Moncrieff on Uncertainty and Substantive Constitutional Rights

Abigail R. Moncrieff (Cleveland State University – Cleveland State University College of Law) has posted The Uncertainty Principle: A Reconceptualization of American Substantive Rights on SSRN. Here is the abstract:

One of the most persistent puzzles in constitutional jurisprudence is how to cabin the set of protected liberties. The Constitution is explicit that enumerated rights are not the only ones “retained by the people,” but the document provides no guidance as to how the Court—or anyone else—should determine which unenumerated rights ought to be protected. The rise of the “history and tradition” test in Dobbs lends renewed urgency to this puzzle. Originalism risks ossification of the racist and sexist landscape that characterized 1791 and 1868 America. This Article offers an alternative limiting principle that can cabin the concept of liberty without resort to history, tradition, or general law. The principle, instead, is grounded in uncertainty.
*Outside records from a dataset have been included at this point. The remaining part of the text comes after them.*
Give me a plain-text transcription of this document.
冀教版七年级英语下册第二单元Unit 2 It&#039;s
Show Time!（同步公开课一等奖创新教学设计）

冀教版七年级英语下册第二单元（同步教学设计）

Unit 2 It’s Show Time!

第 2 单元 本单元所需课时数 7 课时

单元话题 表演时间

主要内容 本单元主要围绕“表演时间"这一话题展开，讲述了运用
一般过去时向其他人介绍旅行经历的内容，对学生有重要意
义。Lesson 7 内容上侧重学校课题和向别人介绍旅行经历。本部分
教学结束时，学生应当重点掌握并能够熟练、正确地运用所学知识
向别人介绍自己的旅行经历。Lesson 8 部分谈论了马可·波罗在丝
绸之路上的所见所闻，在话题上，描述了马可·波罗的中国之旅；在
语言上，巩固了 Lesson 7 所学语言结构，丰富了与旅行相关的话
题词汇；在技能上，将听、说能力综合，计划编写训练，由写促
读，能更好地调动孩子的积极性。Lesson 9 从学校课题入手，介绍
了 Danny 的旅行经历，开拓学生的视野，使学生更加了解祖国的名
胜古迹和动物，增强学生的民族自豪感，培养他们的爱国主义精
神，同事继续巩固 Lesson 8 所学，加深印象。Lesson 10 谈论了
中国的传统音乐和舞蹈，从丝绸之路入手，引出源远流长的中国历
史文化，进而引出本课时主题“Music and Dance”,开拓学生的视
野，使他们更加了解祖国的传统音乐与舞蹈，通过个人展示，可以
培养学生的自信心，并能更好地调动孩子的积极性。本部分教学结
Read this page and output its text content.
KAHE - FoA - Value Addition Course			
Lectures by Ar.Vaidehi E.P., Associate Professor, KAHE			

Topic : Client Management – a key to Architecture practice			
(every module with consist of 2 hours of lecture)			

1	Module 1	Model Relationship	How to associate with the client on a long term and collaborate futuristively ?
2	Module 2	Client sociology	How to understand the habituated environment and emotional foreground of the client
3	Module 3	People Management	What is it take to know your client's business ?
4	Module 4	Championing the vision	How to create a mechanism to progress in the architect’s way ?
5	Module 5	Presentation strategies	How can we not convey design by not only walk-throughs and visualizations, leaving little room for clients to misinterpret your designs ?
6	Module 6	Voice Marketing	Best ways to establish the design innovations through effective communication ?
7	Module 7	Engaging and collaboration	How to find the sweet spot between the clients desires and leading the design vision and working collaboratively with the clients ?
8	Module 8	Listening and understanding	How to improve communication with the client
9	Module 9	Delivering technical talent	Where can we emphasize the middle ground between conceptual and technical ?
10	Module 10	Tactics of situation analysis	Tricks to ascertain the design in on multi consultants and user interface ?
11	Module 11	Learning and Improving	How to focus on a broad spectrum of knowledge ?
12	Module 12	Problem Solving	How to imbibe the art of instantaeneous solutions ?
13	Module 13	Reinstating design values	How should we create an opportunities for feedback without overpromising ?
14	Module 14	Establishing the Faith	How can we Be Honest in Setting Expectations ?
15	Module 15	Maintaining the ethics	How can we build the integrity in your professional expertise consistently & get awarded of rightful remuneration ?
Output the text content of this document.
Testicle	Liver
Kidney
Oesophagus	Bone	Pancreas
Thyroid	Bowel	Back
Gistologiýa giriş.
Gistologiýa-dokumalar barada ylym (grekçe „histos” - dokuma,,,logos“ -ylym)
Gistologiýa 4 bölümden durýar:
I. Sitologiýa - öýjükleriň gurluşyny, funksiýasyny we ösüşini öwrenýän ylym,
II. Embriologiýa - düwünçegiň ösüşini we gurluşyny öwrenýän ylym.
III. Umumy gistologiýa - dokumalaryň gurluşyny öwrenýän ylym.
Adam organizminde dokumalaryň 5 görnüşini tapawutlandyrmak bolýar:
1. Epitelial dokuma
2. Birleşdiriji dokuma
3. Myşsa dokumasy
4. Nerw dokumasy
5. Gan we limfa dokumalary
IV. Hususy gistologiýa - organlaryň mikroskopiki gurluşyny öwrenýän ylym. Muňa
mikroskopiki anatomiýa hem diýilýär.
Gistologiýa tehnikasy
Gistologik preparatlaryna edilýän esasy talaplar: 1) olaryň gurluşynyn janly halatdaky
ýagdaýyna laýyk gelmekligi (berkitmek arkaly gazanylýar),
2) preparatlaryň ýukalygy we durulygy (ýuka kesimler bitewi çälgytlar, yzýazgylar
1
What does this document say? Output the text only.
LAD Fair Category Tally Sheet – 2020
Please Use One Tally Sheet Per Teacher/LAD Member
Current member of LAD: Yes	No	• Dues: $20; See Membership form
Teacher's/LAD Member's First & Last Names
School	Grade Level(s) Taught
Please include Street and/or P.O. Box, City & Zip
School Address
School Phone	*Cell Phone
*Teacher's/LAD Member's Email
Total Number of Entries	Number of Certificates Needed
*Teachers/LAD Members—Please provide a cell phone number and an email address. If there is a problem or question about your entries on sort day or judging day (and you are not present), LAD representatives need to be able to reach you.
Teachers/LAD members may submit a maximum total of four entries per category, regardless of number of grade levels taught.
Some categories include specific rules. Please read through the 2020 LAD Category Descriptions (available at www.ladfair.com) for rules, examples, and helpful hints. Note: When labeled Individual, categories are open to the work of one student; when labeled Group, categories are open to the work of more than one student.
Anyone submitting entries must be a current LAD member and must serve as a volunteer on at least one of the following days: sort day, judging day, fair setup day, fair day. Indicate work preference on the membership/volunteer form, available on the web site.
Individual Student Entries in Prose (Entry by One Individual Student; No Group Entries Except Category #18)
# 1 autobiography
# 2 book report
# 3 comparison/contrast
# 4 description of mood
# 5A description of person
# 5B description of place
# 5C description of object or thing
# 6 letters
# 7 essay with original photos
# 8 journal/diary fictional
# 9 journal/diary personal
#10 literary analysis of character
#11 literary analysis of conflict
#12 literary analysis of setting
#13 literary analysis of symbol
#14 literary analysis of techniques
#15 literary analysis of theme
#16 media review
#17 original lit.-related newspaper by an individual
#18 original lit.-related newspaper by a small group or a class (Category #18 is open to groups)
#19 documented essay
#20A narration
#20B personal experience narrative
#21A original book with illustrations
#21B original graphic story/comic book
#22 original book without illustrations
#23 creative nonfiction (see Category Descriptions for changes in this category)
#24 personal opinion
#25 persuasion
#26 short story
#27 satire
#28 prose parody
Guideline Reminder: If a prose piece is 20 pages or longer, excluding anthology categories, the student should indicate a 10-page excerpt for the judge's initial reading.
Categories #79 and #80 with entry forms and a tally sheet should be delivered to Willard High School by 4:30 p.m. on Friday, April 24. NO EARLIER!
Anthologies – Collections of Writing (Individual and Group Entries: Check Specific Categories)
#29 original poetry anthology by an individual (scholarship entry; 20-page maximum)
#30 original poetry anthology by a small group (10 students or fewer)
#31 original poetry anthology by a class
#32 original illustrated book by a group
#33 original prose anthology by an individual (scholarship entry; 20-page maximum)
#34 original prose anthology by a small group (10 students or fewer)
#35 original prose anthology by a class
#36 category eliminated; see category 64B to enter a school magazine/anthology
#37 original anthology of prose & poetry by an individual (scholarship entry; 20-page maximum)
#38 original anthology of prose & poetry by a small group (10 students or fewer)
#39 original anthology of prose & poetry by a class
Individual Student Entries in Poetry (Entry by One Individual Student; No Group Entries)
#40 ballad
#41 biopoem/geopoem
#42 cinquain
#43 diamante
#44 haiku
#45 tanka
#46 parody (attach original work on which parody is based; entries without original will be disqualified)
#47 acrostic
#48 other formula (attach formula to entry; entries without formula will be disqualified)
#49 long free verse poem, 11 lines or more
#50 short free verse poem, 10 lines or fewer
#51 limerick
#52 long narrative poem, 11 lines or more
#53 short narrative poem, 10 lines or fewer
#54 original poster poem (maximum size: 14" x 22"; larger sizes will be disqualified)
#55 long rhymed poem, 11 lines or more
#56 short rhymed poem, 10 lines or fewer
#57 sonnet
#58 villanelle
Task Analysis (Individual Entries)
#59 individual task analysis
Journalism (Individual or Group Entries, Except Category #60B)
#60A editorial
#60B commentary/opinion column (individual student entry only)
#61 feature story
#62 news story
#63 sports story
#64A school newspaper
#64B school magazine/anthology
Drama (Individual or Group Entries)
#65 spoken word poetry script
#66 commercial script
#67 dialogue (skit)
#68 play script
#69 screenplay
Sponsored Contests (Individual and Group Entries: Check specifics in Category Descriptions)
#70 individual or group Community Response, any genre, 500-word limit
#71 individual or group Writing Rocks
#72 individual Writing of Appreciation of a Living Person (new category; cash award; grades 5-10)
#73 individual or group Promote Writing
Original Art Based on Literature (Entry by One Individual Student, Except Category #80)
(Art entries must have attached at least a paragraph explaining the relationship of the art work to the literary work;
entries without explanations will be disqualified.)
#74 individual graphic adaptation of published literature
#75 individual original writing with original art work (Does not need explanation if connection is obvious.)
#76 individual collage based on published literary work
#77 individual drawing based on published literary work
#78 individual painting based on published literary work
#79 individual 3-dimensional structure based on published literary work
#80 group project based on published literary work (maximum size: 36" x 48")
The Article first derives an uncertainty principle from John Stuart Mill and Harriet Taylor Mill’s On Liberty. While the Mills’ treatise is best known for its so-called “harm principle,” I argue—based on a close reading of the Mills’ writings—that “harm,” to the Mills, was merely an imperfect proxy for technocratic certainty as to net costs. In the Mills’ own words, their ideal society was one that “leaves the freedom and choice of individuals in all uncertain matters undisturbed, and only requires them to abstain from modes of conduct which universal experience has condemned.” The Article then uses the Mills’ uncertainty principle to describe modern constitutional liberty. The uncertainty principle, I argue, explains (1) the otherwise-troubling exclusion of “social and economic rights” from the American constitution, (2) the entrenchment of religious freedom and the freedom of speech in American constitutionalism, (3) the nearly-unanimous but hard-to-defend scholarly view that Lochner was wrongly decided while Griswold was rightly decided, and (4) why abortion and guns present hard cases. Ultimately, I argue, the uncertainty principle does a remarkably good job of describing many current constitutional doctrines and practices, and it provides a workable limiting principle to cabin the scope of protected liberty without regressing our rights to those protected in 1868 or 1791.